Glen Ellyn native Stout gets call up from Cubs
The first phone call Glen Ellyn native Eric Stout made after finding out he'd been promoted to the Chicago Cubs on Sunday was to his father Mike.
A bit bummed Eric then dialed up his mom, Liz, who happened to be finishing up a day of serious yard work at their lake house in Green Lake, Wisconsin.
Hey mom. What are you doing this week?
Actually, we were planning on coming to Des Moines to watch you pitch.
Then came the words the Stouts have been waiting for their entire lives: "Well, how would you like to go to Wrigley instead?"

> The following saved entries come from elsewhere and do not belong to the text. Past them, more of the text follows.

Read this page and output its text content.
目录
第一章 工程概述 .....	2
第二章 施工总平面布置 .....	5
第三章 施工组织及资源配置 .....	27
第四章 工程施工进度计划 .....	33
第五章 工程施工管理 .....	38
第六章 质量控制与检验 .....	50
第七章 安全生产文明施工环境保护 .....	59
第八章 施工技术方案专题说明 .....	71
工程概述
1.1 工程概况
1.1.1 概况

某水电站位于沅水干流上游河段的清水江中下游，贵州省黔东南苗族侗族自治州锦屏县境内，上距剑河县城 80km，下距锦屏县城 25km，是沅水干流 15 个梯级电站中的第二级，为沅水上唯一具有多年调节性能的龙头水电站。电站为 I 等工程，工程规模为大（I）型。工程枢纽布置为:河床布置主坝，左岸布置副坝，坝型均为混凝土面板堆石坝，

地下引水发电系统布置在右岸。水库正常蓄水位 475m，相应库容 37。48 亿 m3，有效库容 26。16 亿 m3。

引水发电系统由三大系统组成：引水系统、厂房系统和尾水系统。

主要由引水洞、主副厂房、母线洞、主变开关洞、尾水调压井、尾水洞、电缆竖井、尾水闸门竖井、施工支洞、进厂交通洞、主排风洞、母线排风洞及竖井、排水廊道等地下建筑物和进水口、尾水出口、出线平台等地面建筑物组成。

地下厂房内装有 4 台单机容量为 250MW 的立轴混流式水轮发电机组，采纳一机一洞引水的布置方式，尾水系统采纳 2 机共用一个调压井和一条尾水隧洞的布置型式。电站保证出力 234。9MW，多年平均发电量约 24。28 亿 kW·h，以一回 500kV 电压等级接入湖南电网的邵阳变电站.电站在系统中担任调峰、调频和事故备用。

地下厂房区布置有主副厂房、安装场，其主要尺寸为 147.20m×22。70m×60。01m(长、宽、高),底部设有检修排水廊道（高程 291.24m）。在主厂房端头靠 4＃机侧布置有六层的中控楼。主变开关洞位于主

"It was a combination of screaming and crying, which has lasted for the last 24 hours," Liz said as Mike drove the family into Chicago on Monday as the Cubs prepared to face the San Diego Padres. "I couldn't even believe what he was saying. It was the call we've been dreaming about."
Eric Stout, a star pitcher at St. Francis High School in Wheaton, grew up a Cubs fan. He never once made it to a game, however, because of an extremely hectic travel schedule growing up.
So the only two times Eric made it to Wrigley were as a 10-year-old during a tour and for a predraft workout in 2014. And even then he didn't get to throw on the mound because it was raining.
"Pretty surreal," Eric said of what it felt like to be on the field. "It looks the same distance between home plate and the mound in Iowa and everywhere else I've been. I told my Aunt Cheryl (also a reporter for WBEZ 91.5-FM) there's a couple more seats in the stands, though."
Eric's journey to the Cubs was a difficult one that took him to nearly 20 different teams over the last decade. Just since 2019 Eric has pitched for Triple-A Louisville, Double-A Chattanooga, Kansas City and the Chicago Dogs of the American Association, Triple-A Jacksonville and Triple-A Iowa. He's also gone to the Puerto Rican Winter League for three straight years.
There were definitely tough times along the way -- so tough that Eric was ready to throw in the towel.
But some heart-to-heart talks with his dad proved pivotal.
"I had a lot of nights where I thought I was done playing and he pushed me to keep going," Eric said. "Stuff like that makes me a little bit emotional."
Said Mike, who is an avid 16-inch softball player and in a 60-and-over league in Elk Grove: "I guess I always just tried to find some good out of each (outing) -- tried to keep him going. I think a lot of this had to do with playing in Puerto Rico. ... He got some confidence there. He did well.
"I just thought he was on the edge of being able to get there."
Eric was a 13th-round draft pick of the Royals in 2014, but he appeared in just three games for them in 2018. He signed a minor-league deal with the Cubs on March 17 and has gone 2-2 with a 3.94 ERA with 48 strikeouts in 29⅔ innings for Iowa.
Eric's development of a sweeping slider opened eyes across the organization.
"The assistant pitching coach (Daniel Moskos) mentioned it at dinner (during the spring)," Eric said. "The next day I threw it and was like, 'Whoa. That actually moves a little bit.'"
Mike and Liz drove to Wrigley with Eric's grandmother, Oma, and his godmother. Oma is 91 and lives in an assisted living facility in Glen Ellyn. She came to many of Eric's games growing up and he couldn't wait to see her in the stands.
"I didn't know she was coming until later, when my mom told me," said Eric, who was 10-3 with a 1.28 ERA as a senior at St. Francis in 2011. "She hasn't seen me play since maybe college (at Butler). ... I'm probably most excited to see her, honestly. I know she's gonna be a wreck."
Things really came full circle for Liz, whose brothers used to come to Wrigley from their home on N. Clifton Ave. to help clean the stadium to earn a free ticket.
"We've been Cubs fans forever," she said. "It's just crazy how this has happened in our own hometown."